Reportedly, food inflation — reflecting pass-through of increases in international commodity prices, lagged impact of currency depreciation and a seasonal increase in certain commodities — remains key driver pushing headline number to a multi-year high. Although, weak economic activity and an improving external account position merit monetary easing, the central bank (scheduled to meet later this month) with its singular focus on inflation will not move the needle until it gets comfortable with the inflation outlook. The recent price trends coupled with upside risks to inflation outlook have further dampened early easing prospects. Moreover, the materialization of upside risks to inflation could delay easing cycle beyond 1HCY20.
Preliminary price trends for January 2020 suggest a significant jump in the headline inflation, with monthly reading likely to reach 9-year high of 13.60%YoY as against 12.63% YoY for December 2019 and 5.60%YoY for January 2019. The upward adjustments in quarterly housing rent and government administered fuel prices are other major drivers outside food basket. In this regard, the housing and utility index is expected to move up 0.91%MoM, driven by quarterly upward adjustment in housing rent and rising LPG prices. The impact of said adjustments will be partially offset by the downward revision in electricity tariffs (down 2.10%MoM) due to relatively lower adjustment on account of fuel costs for January 2020. The transport index is likely to increase 1.25%MoM primarily driven by hike in government administered fuel prices (up 2.02%MoM).
Market wise, Urban inflation is expected to surge to 12.76%YoY as compared to 12.01%YoY for December 2019 and 6.16%YoY in January 2019, while Rural inflation – with more weight of food items – is likely to jump to 14.88%YoY as compared to 13.58%YoY for December 2019 and 4.64%YoY for January 2019.

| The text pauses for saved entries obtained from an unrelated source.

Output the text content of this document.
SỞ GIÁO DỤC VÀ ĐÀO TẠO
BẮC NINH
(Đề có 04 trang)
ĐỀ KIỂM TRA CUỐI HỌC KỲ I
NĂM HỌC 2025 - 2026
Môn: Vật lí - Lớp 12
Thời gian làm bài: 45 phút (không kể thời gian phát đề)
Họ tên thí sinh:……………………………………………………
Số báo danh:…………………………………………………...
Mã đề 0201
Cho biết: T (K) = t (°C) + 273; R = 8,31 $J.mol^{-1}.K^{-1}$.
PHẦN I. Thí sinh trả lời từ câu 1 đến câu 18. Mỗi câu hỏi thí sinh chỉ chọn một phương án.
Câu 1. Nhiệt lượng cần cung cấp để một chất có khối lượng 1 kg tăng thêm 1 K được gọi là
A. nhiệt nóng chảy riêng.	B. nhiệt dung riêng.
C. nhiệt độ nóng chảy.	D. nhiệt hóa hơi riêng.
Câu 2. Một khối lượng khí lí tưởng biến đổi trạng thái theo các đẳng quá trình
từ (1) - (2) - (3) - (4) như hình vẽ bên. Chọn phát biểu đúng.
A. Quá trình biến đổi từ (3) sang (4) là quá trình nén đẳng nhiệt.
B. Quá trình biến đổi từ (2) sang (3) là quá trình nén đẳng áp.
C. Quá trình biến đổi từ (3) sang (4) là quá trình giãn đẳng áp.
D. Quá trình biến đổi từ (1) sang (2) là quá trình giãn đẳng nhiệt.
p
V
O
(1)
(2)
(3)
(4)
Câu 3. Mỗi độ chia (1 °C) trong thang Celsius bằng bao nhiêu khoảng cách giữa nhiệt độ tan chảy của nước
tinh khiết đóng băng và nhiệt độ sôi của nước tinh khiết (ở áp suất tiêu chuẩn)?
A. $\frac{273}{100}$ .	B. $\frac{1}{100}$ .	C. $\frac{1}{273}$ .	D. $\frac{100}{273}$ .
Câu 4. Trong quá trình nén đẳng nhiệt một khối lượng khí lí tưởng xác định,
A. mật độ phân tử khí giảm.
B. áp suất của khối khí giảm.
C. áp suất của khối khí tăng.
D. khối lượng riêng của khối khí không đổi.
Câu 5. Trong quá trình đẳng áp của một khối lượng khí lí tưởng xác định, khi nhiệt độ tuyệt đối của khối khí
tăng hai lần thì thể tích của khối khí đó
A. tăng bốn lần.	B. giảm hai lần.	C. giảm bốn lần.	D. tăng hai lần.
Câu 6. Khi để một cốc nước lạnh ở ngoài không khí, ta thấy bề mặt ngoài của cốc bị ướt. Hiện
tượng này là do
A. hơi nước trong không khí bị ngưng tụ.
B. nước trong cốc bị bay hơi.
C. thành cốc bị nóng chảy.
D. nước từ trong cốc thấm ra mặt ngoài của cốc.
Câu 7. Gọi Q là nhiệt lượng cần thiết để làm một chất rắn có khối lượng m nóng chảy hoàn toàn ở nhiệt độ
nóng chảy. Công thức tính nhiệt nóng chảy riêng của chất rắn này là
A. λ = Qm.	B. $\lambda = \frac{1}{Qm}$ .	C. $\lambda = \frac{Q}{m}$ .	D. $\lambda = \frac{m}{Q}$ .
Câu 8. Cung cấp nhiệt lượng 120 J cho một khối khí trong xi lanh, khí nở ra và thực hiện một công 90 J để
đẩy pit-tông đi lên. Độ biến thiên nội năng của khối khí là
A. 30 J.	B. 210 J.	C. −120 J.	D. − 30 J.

Upside risks to inflation could delay easing cycle beyond 1HCY20. Unlike past few months, the recent price increases in food group are relatively broad-based (flour, edible oil and pulses) and non-cyclical in nature. The discussion with multiple vendors of certain food items suggest the same. Consider pulses, the price increase was long due following the rupee depreciation. However the ample supply availability kept the prices in check. Recent jump in price is both due to 1) supply normalization which allowed importers to pass on the impact of depreciation and 2) rise in international prices of pulses. In edible oil case, the rising international raw material prices are driving the domestic price increase. The domestic manufacturers are gradually passing the incremental cost impact from rupee depreciation and rising international prices. Our discussion with industry players indicates this trend might continue in the short term, as the impact of recent price hike in international prices is yet to be passed on. The secular increase in food prices along with upcoming utility rate adjustments (i.e. gas & electricity) means that the headline inflation will likely remain elevated in the short-medium term.
Analysts project inflation to average at 12.17% YoY in 1HCY20. However, they assume full pass-on of gas price hike (29% as per OGRA’s recommendation, incorporated from February 2020 onwards). The government generally shelters lifeline consumers (consuming up to 50 units) from rate hikes.
Assuming the government spares lifeline consumers, 1HCY20 inflation forecast would come down by 25bps to 11.92%YoY. For electricity tariffs, the timing and scale of further adjustments are uncertain. Note that unlike FY19 the upcoming adjustments in electricity tariffs would not be on the extreme high side, as the capacity payment component seems to have been built well in the base tariffs. The same is also evident from 1QFY20 adjustment. Furthermore, ambitious fiscal targets – notwithstanding a recent downward revision in FBR’s FY20 revenue target by Rs265 billion – pose upside risk to inflation outlook, where under performance on revenue target would compel the authorities to take additional taxation measures. Although weak economic activity and an improving external account position merit some easing action, the Monetary Policy Committee of the central bank (scheduled to meet later this month) with its singular focus on inflation will not move the needle until it gets comfortable with the inflation outlook. The recent price trends coupled with upside risks to inflation outlook have further dampened early easing prospects, in our view. Moreover, the materialization of upside risks to inflation could delay easing cycle beyond 1HCY20.